The focus switched from countering Matraimov’s opponents to presenting the Matraimovs as benefactors through the work of their philanthropic foundation. By summer 2020, Alkanova was openly working for the Matraimov foundation, as her Facebook feed shared posts and livestreams of the organisation’s work in the fight against COVID-19. After going on maternity leave from Kyrgyzstan’s Channel 5 in October 2019, Alkanova said that she resigned from her job on 1 February 2020 as she “wanted to help the Matraimov charitable foundation”, claiming that she started publicly supporting Matraimov in March this year.
“I believe that fakes and buying opinions will never form positive public opinion,” Alkanova said, claiming that she has broken no ethical norms. “To make contact with society, you need to learn how to listen to society, create a dialogue with it.”
“I regret that I only started supporting him in public in March 2020, although I changed my opinion about him as soon as Azattyk published their fake investigation,” she said.
At the end of August, Alkanova figured in the Mekenim Kyrgyzstan party list of candidates for the upcoming parliamentary elections. In a speech at the recent party convention, Alkanova declared that she appreciates when people “simply tell the truth”. Whether or not she is elected to parliament this Sunday, her former readers and potential voters at the very least deserve to know the extent of her work for the Matraimovs.

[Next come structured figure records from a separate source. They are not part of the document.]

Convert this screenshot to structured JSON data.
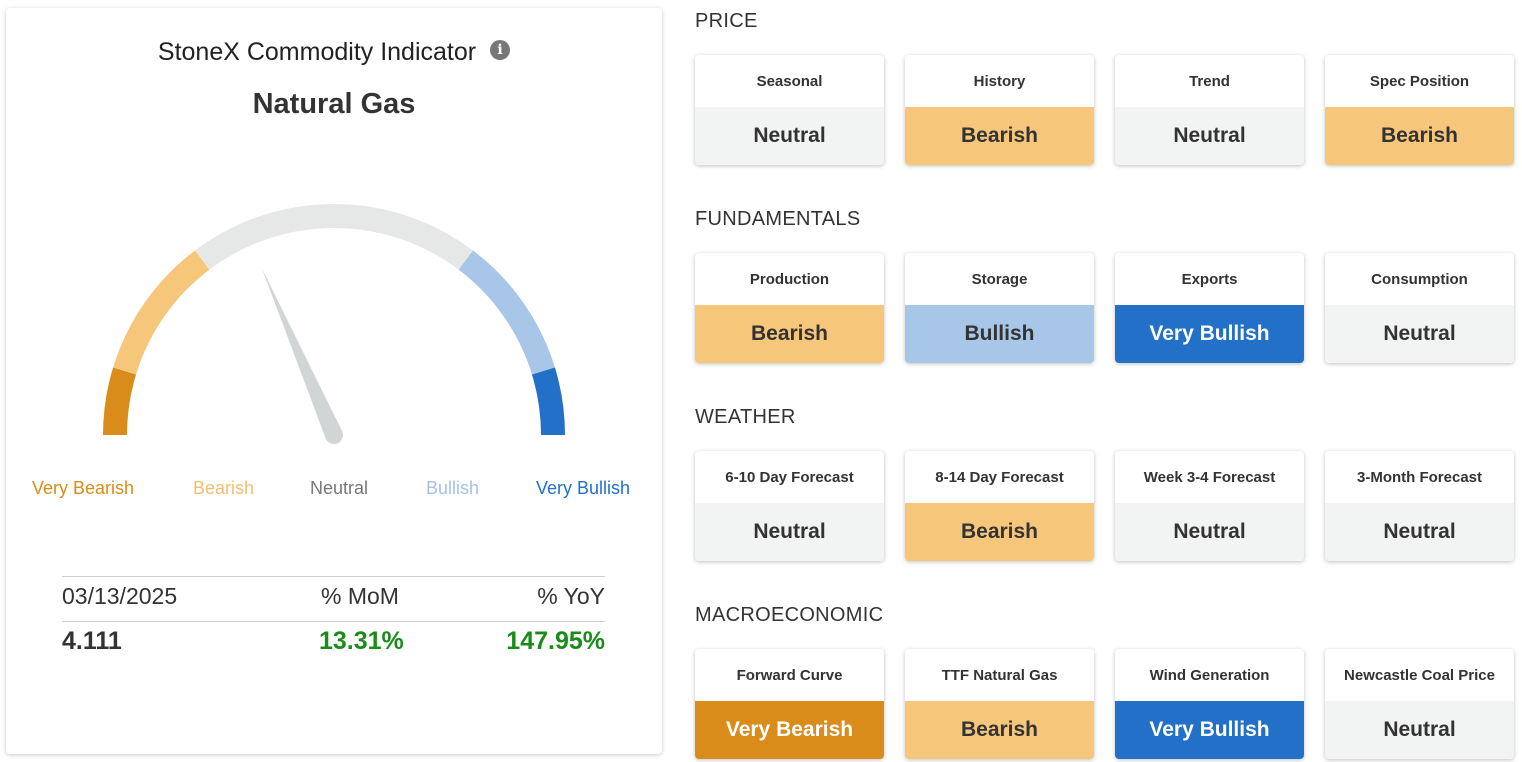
{
  "indicator": {
    "title": "StoneX Commodity Indicator",
    "info_icon": "i",
    "commodity": "Natural Gas"
  },
  "gauge": {
    "needle_position": "neutral",
    "needle_value": 0.37,
    "segments": [
      {
        "name": "Very Bearish",
        "color": "#d98c19"
      },
      {
        "name": "Bearish",
        "color": "#f6c77b"
      },
      {
        "name": "Neutral",
        "color": "#e6e8e8"
      },
      {
        "name": "Bullish",
        "color": "#a8c6e8"
      },
      {
        "name": "Very Bullish",
        "color": "#2270c8"
      }
    ],
    "labels": [
      "Very Bearish",
      "Bearish",
      "Neutral",
      "Bullish",
      "Very Bullish"
    ]
  },
  "stats": {
    "date": "03/13/2025",
    "mom_label": "% MoM",
    "yoy_label": "% YoY",
    "price": "4.111",
    "mom": "13.31%",
    "yoy": "147.95%",
    "positive_color": "#1a8c1a"
  },
  "sections": [
    {
      "title": "PRICE",
      "tiles": [
        {
          "name": "Seasonal",
          "status": "Neutral",
          "class": "st-neutral"
        },
        {
          "name": "History",
          "status": "Bearish",
          "class": "st-bearish"
        },
        {
          "name": "Trend",
          "status": "Neutral",
          "class": "st-neutral"
        },
        {
          "name": "Spec Position",
          "status": "Bearish",
          "class": "st-bearish"
        }
      ]
    },
    {
      "title": "FUNDAMENTALS",
      "tiles": [
        {
          "name": "Production",
          "status": "Bearish",
          "class": "st-bearish"
        },
        {
          "name": "Storage",
          "status": "Bullish",
          "class": "st-bullish"
        },
        {
          "name": "Exports",
          "status": "Very Bullish",
          "class": "st-very-bullish"
        },
        {
          "name": "Consumption",
          "status": "Neutral",
          "class": "st-neutral"
        }
      ]
    },
    {
      "title": "WEATHER",
      "tiles": [
        {
          "name": "6-10 Day Forecast",
          "status": "Neutral",
          "class": "st-neutral"
        },
        {
          "name": "8-14 Day Forecast",
          "status": "Bearish",
          "class": "st-bearish"
        },
        {
          "name": "Week 3-4 Forecast",
          "status": "Neutral",
          "class": "st-neutral"
        },
        {
          "name": "3-Month Forecast",
          "status": "Neutral",
          "class": "st-neutral"
        }
      ]
    },
    {
      "title": "MACROECONOMIC",
      "tiles": [
        {
          "name": "Forward Curve",
          "status": "Very Bearish",
          "class": "st-very-bearish"
        },
        {
          "name": "TTF Natural Gas",
          "status": "Bearish",
          "class": "st-bearish"
        },
        {
          "name": "Wind Generation",
          "status": "Very Bullish",
          "class": "st-very-bullish"
        },
        {
          "name": "Newcastle Coal Price",
          "status": "Neutral",
          "class": "st-neutral"
        }
      ]
    }
  ]
}
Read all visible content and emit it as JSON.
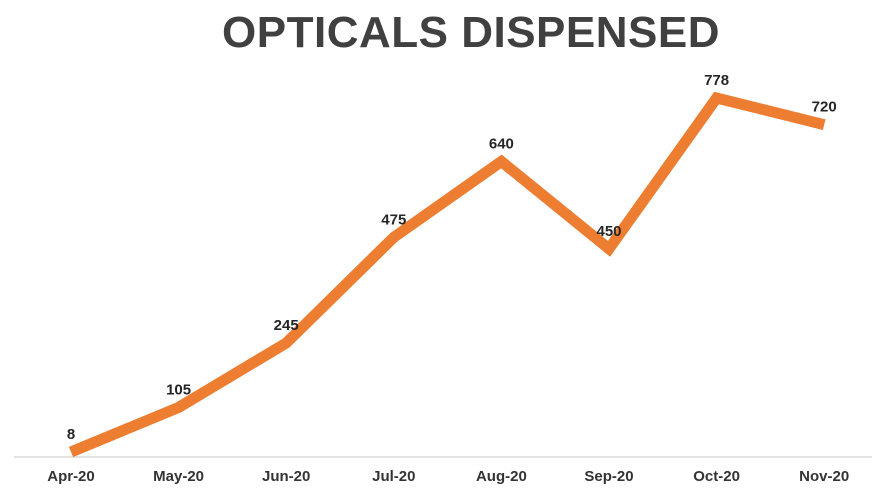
{
  "chart_data": {
    "type": "line",
    "title": "OPTICALS DISPENSED",
    "xlabel": "",
    "ylabel": "",
    "categories": [
      "Apr-20",
      "May-20",
      "Jun-20",
      "Jul-20",
      "Aug-20",
      "Sep-20",
      "Oct-20",
      "Nov-20"
    ],
    "series": [
      {
        "values": [
          8,
          105,
          245,
          475,
          640,
          450,
          778,
          720
        ],
        "color": "#ED7D31"
      }
    ],
    "ylim": [
      0,
      800
    ],
    "grid": false,
    "legend": "none",
    "data_labels": true
  }
}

Note from the editors: In this article, we raised questions about former journalist Elnura Alkanova’s relationship to Kyrgyzstan’s powerful Matraimov family. But it is clear that openDemocracy helped to legitimise Alkanova as an investigative journalist, which included the prestige and financial reward of an international journalism prize. After it became clear that Alkanova was running for parliament with the Mekenim Kyrgyzstan party, we audited her previous articles for openDemocracy in 2018-2019, but did not find signs of bias towards the Matraimovs. The editorial team at oDR is deeply sorry for our role in promoting Alkanova. oDR has always sought to promote high-quality, public interest journalism and, in this instance, it failed.